Folk and country tend to exist in similar areas of the musical spectrum. Both rely on story-telling, acoustic instrumentation, and Americana imagery of rambling troubadours and blue-collar workers. Bob Dylan has long been a hero of the folk (and later rock ‘n’ roll) scene, but Kris Kristofferson once argued that Dylan did more for country music than most other artists in the mid-to-late 1960s with two releases in particular.

“Our generation owe him our artistic lives, because he opened all the doors in Nashville when he did Blonde on Blonde and Nashville Skyline,” Kristofferson later said, per Rolling Stone. “The country scene was so conservative until he arrived. He brought in a whole new audience. He changed the way people thought about it—even the Grand Ole Opry was never the same again.” And if anyone were to bear witness to the magic Dylan created with these two records, it’d be Kristofferson. After all, he was there to witness it, albeit from the sidelines.

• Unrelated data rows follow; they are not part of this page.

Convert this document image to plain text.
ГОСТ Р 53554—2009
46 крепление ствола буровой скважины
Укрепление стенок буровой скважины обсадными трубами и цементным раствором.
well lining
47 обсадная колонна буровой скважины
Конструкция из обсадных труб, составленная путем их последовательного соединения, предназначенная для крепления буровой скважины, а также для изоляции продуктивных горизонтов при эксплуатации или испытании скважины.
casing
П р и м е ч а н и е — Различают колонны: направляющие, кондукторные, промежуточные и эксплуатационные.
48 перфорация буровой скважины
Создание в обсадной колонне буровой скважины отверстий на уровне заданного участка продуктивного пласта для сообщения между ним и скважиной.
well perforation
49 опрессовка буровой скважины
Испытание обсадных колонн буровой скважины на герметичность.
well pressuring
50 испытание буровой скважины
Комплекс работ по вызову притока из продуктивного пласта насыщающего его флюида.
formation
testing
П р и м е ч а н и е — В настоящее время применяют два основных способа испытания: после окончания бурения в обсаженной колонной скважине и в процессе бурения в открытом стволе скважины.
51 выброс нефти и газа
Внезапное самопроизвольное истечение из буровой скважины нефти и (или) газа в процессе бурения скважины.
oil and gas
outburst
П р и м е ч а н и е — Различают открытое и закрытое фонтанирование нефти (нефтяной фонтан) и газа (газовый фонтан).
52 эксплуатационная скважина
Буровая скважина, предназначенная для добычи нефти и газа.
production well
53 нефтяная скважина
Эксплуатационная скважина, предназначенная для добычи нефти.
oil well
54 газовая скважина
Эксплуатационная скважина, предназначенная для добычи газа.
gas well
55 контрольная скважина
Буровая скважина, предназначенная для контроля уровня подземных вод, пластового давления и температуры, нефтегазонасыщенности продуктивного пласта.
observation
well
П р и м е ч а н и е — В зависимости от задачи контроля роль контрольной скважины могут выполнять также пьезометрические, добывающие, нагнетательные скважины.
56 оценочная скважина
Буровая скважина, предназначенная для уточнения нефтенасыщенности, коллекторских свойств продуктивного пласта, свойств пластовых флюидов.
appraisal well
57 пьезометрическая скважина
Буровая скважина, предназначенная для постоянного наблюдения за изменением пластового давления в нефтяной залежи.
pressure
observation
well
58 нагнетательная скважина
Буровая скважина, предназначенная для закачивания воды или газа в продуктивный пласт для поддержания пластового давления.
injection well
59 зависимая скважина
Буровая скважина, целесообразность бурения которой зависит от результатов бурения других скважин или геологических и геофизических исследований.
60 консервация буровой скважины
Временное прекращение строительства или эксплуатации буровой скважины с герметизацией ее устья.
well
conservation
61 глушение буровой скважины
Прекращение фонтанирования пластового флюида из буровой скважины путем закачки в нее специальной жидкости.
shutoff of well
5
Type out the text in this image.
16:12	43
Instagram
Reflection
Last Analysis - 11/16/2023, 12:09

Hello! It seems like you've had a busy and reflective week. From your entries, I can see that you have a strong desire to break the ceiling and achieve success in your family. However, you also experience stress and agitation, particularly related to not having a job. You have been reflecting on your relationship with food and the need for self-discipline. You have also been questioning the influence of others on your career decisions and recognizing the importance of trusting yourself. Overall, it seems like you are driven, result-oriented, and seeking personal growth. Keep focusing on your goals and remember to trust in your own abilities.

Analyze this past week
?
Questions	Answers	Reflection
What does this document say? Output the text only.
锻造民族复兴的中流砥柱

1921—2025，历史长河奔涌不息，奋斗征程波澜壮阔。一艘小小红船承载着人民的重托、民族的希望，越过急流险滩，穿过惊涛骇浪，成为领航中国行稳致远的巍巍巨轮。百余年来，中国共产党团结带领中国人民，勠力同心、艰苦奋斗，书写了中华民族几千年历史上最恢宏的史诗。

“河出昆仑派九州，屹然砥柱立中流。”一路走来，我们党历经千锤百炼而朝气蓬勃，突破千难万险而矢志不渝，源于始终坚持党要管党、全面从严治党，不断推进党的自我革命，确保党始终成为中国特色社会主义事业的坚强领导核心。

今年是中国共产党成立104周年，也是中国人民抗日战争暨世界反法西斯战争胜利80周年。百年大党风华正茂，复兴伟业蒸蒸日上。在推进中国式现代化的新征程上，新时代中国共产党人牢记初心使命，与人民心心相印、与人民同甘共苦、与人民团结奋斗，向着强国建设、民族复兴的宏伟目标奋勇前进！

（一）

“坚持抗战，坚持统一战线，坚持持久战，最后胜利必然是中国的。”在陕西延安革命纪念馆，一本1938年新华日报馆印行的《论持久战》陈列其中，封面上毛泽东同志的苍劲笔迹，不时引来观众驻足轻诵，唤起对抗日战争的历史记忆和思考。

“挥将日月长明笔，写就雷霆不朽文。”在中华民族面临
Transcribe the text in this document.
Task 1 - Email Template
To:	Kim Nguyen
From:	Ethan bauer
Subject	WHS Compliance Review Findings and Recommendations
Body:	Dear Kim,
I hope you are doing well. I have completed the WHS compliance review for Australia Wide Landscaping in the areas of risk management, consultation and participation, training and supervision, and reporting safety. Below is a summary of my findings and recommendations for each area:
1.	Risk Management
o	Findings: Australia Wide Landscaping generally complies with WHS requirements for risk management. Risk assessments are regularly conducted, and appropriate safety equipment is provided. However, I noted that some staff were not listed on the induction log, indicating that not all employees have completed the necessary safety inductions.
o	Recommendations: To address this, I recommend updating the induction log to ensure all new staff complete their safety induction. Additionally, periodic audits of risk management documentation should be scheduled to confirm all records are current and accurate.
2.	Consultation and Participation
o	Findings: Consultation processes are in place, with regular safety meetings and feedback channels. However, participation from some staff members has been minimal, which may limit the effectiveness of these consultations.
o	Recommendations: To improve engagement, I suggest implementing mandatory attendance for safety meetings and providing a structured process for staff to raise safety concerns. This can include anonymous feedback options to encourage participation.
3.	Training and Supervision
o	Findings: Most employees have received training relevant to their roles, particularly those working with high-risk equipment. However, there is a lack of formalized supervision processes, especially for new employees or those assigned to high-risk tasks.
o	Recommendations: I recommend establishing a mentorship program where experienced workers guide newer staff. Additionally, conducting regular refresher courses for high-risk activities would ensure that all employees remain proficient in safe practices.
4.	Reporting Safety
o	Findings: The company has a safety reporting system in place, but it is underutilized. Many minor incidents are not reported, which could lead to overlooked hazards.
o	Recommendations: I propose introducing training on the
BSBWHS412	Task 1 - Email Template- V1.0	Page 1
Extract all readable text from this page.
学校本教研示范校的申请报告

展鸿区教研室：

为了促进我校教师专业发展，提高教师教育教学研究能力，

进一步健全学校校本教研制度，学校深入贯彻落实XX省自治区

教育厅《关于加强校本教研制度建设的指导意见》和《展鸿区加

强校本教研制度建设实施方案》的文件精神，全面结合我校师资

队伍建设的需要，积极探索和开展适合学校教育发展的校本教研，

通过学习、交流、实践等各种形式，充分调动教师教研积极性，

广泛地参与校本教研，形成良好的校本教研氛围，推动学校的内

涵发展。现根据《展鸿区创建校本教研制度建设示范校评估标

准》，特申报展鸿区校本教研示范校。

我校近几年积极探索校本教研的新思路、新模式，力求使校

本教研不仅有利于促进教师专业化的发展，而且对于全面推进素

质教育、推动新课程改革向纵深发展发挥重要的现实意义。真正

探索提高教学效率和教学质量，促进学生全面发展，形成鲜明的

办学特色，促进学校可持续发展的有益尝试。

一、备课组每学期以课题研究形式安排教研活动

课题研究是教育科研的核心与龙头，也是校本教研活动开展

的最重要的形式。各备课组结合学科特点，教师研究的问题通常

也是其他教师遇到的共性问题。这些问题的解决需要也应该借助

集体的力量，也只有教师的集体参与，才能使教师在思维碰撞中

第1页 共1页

While Dylan was writing and recording Blonde on Blonde in 1966 and Nashville Skyline in 1969, Kristofferson was making ends meet as an aspiring songwriter by working as a janitor at Columbia Records. Not one to overstep his boundaries as an employee of the iconic record label, Kristofferson didn’t push his luck trying to talk to Dylan while he worked. But he kept a close eye on Dylan just the same.

A Songwriter’s Perspective On A Greater Musical Shift

Kris Kristofferson might have been working as a janitor while Bob Dylan was cutting some of his most iconic albums, but it didn’t take long for Kristofferson to join his musical idol among the ranks of the highly respected and famous. As Kristofferson put it in a later interview, he had been writing songs for a long time before he dove into Dylan’s discography. But after he did, his perspective on music changed forever.

“Dylan opened up all the new doors for a different kind of songwriting than what was going on in the ‘50s and the early ‘60s. All of a sudden, you could write like a poet. You could have strange imagery, personal, private imagery that wasn’t usually found in the old songs by the Clovers and the Coasters,” he said.

“Bob Dylan continued to inspire throughout the five years I was going to school there in Nashville, paying my dues more or less, and trying to figure out how to do what it was I wanted to do, Bob Dylan was the man to continually—every record, we waited for it and find out how he was doing it now,” Kristofferson continued. “He was a bigger influence than anybody.”